Weichen jetzt stellen
Nun ist es wichtig, frühzeitig die Weichen zu stellen, um die weitere Entwicklung des Schweizer Finanzökosystems in die richtige Richtung zu lenken:
- Mindset und Strategie anpassen: Die Zusammenarbeit in einem Partnerökosystem ist in erster Linie eine strategische Fragestellung und keine technische. Sie erfordert in den einzelnen Instituten eine strategische Auseinandersetzung mit der Frage, wie man in Zukunft den Umgang mit Kundendaten und deren Austausch im Ökosystem handhaben möchte. Hierfür ist vielerorts ein «Mindset Shift» erforderlich. Die Schweizer Banken sind gefordert, sich ihrer eigenen wichtigen Rolle im Ökosystem bewusst zu sein und ihre Strategie bei Bedarf entsprechend anzupassen.
- Die besten Rahmenbedingungen beibehalten: Nur die Gewährleistung der Vertragsfreiheit kann sicherstellen, dass sich Open-Banking-Anwendungsfälle optimal am Kundennutzen orientieren. Einseitige Einschränkungen wie PSD-2 in Europa belegen, dass sich Anwendungen mit Mehrwert nicht durch eine Regulierung erzwingen lassen. Neue Möglichkeiten würden sich jedoch ergeben, wenn eine Öffnung gleichermassen für alle Marktteilnehmer und insbesondere für die grossen Technologiefirmen gelten würde. Für den Schweizer Regulator ist diesbezüglich bis auf weiteres kein Handlungsbedarf angezeigt, da sich das Ökosystem ohne regulatorischen Eingriff optimal weiterentwickeln kann.

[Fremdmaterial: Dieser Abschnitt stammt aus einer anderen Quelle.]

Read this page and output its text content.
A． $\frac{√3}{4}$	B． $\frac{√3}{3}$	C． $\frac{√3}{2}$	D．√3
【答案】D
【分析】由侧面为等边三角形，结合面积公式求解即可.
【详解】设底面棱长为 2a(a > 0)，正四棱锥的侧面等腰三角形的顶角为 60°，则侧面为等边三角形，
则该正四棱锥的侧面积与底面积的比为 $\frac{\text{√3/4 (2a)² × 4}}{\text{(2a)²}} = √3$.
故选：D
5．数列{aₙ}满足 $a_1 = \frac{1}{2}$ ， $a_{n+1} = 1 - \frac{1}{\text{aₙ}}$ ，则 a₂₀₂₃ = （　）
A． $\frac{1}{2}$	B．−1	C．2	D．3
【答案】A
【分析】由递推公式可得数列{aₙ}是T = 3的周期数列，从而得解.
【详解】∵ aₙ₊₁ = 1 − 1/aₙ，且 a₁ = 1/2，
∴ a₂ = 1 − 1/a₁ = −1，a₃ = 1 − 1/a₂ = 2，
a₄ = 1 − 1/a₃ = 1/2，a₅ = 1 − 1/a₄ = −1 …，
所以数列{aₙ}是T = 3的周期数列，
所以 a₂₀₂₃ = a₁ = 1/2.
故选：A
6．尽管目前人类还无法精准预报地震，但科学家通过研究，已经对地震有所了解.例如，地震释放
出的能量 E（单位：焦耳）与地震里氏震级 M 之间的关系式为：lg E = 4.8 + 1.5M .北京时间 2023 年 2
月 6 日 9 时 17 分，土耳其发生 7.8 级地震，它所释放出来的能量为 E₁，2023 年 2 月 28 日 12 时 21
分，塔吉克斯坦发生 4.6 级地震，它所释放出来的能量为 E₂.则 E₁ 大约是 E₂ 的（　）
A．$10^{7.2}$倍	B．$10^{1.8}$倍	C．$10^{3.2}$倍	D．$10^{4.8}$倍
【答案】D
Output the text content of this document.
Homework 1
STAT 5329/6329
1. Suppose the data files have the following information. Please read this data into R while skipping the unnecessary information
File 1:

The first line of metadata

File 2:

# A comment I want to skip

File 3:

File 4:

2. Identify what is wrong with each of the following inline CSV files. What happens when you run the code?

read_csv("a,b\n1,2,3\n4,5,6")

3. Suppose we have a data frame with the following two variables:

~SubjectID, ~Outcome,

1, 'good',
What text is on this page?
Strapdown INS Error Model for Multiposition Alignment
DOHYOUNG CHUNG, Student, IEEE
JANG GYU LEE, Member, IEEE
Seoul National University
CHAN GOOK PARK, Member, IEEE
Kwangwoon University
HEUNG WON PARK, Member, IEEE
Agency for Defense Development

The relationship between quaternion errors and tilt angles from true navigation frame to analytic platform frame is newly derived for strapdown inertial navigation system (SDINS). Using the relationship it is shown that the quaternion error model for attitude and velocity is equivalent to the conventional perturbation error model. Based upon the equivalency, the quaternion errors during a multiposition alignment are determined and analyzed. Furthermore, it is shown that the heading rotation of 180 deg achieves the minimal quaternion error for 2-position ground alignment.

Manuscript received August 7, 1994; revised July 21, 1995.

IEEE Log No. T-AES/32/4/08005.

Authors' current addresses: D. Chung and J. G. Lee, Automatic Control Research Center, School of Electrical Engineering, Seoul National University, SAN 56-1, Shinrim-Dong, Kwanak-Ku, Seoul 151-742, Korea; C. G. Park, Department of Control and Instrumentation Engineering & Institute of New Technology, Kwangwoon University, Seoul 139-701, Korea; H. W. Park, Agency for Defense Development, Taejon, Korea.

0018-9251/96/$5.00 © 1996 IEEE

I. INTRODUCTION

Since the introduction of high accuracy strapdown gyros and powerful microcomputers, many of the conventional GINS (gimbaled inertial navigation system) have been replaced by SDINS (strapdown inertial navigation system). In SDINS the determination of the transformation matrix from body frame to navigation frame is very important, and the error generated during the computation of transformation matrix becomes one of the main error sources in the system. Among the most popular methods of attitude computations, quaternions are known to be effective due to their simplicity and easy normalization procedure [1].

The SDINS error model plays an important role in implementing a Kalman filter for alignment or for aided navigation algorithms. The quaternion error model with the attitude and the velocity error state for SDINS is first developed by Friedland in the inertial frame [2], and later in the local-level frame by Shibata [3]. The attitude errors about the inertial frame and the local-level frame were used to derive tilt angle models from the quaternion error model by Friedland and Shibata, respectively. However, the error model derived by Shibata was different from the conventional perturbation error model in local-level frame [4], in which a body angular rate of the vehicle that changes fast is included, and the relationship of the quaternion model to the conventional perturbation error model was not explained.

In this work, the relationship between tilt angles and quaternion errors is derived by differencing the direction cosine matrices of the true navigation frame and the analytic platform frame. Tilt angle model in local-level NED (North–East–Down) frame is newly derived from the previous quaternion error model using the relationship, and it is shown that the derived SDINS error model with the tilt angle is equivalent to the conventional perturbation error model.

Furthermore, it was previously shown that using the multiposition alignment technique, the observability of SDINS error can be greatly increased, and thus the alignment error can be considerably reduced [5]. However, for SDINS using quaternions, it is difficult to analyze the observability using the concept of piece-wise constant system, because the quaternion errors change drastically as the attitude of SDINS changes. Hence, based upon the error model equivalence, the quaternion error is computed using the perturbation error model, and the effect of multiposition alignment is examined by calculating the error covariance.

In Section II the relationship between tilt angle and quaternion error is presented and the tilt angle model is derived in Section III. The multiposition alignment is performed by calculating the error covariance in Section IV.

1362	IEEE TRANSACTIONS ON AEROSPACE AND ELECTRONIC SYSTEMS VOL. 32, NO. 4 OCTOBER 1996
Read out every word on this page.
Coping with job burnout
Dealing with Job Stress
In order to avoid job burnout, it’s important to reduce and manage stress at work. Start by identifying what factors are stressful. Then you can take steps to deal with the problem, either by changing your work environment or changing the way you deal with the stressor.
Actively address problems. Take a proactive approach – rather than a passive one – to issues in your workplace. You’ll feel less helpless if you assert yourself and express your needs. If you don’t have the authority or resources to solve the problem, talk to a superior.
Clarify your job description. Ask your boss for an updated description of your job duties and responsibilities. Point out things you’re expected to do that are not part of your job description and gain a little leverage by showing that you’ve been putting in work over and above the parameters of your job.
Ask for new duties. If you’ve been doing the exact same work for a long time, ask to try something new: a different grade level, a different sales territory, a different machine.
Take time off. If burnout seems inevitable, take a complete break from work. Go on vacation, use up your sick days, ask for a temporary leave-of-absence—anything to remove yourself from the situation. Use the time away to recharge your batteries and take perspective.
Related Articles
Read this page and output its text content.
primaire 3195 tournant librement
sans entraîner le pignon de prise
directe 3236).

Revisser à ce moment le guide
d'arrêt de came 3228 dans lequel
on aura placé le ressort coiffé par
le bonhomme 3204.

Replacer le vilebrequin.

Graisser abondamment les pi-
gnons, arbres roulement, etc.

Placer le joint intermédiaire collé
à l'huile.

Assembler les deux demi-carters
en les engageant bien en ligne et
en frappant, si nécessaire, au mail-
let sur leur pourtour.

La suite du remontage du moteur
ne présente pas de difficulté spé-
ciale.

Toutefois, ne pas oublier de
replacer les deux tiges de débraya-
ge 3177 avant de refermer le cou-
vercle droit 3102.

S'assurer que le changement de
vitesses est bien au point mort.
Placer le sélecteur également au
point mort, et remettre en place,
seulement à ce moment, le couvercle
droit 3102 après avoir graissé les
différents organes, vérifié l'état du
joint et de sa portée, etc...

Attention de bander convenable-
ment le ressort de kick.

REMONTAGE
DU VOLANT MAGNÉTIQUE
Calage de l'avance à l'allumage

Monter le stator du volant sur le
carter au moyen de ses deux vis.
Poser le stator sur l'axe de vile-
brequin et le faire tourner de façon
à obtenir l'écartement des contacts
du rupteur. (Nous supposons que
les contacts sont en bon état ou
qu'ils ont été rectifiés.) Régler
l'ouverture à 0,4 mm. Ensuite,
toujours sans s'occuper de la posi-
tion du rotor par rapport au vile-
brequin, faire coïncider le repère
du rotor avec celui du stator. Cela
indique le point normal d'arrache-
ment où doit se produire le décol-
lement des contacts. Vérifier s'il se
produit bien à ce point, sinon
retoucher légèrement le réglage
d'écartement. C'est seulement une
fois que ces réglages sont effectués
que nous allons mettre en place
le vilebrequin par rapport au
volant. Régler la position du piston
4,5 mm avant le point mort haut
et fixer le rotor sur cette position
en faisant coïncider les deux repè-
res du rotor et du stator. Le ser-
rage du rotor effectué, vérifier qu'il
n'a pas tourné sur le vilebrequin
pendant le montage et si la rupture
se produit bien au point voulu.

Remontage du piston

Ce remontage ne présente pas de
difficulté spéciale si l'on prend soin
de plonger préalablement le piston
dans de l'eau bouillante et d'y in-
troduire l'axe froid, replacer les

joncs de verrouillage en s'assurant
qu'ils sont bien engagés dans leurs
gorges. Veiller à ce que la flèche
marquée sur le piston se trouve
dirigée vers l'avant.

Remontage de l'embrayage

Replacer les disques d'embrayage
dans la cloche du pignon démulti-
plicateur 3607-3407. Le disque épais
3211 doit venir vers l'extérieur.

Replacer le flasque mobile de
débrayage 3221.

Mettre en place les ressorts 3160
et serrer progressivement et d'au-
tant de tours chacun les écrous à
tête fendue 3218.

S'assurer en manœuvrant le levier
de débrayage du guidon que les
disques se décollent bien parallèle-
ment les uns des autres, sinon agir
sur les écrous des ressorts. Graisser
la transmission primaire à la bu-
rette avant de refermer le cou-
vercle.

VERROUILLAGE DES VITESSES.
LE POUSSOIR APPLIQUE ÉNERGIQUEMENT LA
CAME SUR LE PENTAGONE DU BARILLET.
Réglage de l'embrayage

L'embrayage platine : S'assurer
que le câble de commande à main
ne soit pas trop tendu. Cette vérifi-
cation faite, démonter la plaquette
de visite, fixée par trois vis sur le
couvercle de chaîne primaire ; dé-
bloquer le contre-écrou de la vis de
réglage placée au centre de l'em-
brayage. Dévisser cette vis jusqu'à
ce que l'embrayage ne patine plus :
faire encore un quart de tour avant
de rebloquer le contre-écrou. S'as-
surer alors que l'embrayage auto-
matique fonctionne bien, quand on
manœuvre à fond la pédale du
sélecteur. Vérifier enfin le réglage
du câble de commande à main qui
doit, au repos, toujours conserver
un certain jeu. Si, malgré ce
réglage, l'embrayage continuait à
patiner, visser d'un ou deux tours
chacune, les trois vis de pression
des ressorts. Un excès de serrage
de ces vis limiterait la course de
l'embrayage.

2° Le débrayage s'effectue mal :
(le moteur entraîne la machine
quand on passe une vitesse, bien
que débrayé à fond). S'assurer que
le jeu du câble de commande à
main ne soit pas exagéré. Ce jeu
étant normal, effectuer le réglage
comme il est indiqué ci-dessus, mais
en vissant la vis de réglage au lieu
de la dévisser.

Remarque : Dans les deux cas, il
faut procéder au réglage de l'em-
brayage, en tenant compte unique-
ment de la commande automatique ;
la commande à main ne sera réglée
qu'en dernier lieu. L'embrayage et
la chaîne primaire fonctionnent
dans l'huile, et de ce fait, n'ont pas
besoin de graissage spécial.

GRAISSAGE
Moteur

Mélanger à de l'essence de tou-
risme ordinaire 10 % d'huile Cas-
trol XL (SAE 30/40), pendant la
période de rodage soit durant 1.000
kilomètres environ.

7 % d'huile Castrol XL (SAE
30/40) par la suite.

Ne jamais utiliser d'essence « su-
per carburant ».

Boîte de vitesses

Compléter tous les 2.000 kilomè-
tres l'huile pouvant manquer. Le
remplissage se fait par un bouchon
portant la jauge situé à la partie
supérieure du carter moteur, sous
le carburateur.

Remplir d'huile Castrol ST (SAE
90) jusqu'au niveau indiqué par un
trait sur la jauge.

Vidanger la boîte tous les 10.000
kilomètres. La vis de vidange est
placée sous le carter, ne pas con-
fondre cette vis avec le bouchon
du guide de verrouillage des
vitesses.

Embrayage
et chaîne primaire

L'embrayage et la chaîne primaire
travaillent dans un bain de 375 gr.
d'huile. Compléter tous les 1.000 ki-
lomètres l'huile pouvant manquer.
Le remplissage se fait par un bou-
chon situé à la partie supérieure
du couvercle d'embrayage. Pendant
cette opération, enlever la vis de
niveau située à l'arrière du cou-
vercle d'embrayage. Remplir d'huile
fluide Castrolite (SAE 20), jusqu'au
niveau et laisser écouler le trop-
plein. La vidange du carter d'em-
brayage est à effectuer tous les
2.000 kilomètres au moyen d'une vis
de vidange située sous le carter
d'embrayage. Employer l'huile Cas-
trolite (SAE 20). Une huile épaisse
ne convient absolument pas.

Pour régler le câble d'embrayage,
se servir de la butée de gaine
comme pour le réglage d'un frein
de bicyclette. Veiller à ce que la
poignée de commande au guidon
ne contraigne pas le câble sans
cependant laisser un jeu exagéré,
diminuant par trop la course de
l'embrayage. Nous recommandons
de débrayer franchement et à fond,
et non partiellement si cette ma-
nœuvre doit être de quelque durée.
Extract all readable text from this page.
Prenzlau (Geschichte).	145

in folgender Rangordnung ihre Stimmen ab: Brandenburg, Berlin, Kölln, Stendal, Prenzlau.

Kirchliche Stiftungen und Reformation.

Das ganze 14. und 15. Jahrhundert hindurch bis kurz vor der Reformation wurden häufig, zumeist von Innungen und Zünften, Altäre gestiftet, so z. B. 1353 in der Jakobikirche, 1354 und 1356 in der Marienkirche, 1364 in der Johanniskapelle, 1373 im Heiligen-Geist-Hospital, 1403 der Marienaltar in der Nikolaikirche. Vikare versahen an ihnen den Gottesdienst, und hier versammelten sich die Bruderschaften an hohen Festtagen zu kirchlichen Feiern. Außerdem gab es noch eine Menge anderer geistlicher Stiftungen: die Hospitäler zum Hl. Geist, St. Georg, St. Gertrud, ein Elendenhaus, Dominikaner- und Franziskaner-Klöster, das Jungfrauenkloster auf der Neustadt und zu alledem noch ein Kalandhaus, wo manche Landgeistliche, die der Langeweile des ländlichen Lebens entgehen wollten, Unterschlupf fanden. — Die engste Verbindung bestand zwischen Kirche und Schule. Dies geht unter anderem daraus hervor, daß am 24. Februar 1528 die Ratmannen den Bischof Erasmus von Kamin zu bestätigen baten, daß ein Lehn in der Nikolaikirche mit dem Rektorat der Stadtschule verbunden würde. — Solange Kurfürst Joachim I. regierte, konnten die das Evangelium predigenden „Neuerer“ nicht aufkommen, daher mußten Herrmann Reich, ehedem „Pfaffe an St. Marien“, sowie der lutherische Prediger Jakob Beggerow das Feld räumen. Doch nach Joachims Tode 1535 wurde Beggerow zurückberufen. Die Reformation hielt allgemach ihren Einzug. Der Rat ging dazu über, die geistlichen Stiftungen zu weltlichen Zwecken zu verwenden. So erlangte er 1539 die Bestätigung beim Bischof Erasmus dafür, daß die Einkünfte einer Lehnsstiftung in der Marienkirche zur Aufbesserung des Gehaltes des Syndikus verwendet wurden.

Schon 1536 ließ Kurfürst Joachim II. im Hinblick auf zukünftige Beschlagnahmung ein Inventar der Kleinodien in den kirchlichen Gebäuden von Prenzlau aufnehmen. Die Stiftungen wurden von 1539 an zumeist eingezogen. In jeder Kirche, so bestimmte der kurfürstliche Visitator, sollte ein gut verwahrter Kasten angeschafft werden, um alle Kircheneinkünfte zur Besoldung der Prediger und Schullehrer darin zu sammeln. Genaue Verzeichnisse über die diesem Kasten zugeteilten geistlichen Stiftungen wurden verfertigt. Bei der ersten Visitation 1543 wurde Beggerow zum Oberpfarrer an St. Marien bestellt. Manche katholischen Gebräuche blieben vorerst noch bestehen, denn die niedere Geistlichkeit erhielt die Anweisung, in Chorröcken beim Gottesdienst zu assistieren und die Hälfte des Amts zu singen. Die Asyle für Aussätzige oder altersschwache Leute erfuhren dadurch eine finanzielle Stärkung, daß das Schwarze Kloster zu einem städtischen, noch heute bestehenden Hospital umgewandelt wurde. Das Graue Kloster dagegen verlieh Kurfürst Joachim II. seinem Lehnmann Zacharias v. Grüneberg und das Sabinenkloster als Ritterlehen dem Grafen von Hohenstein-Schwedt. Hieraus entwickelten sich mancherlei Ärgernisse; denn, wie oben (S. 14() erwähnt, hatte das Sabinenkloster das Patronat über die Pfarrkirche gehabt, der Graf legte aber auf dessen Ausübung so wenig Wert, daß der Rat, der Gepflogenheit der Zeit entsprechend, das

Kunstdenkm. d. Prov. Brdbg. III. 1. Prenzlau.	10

- Fragmentierung bei der API-Standardisierung verhindern: Der Markt löst auch die technologischen Herausforderungen wie die Standardisierung der Schnittstellen (API). Diese ist für einen effizienten und vor allem sicheren Austausch von Daten essentiell. Internationale Arbeiten wie die der Berlin Group sind dabei auch für die Schweiz relevant. In der Schweiz treiben vielversprechende Initiativen die Standardisierung voran, vor allem SFTI mit ihren Arbeiten zur Common API, die b.Link Plattform der SIX oder das openbankingproject.ch. Während die Common API Initiative eine Standardisierung der API des Banken- als auch Versicherungssektors zum Ziel hat, geht b.Link einen Schritt weiter und möchte über eine operative Plattform Banken und Fintechs direkt miteinander verbinden. Eine weitere Fragmentierung im kleinen Schweizer Markt ist aber zu vermeiden. Obwohl die Initiativen teils unterschiedliche Ziele verfolgen, sind sie und auch die Branche gefordert, die weiteren Arbeiten möglichst eng aufeinander abzustimmen, damit das Schweizer Finanzökosystem rasch über einheitliche und sichere Standards verfügt.
Vertrauen, Sicherheit und Qualität bilden auch in Zukunft das Fundament des Schweizer Bankenplatzes. Die Schweizer Banken sind auf dem richtigen Weg – mit Fokus auf ihren Stärken, gemeinsam mit innovativen Partnern. Nun müssen sie einen Schritt nach dem anderen machen.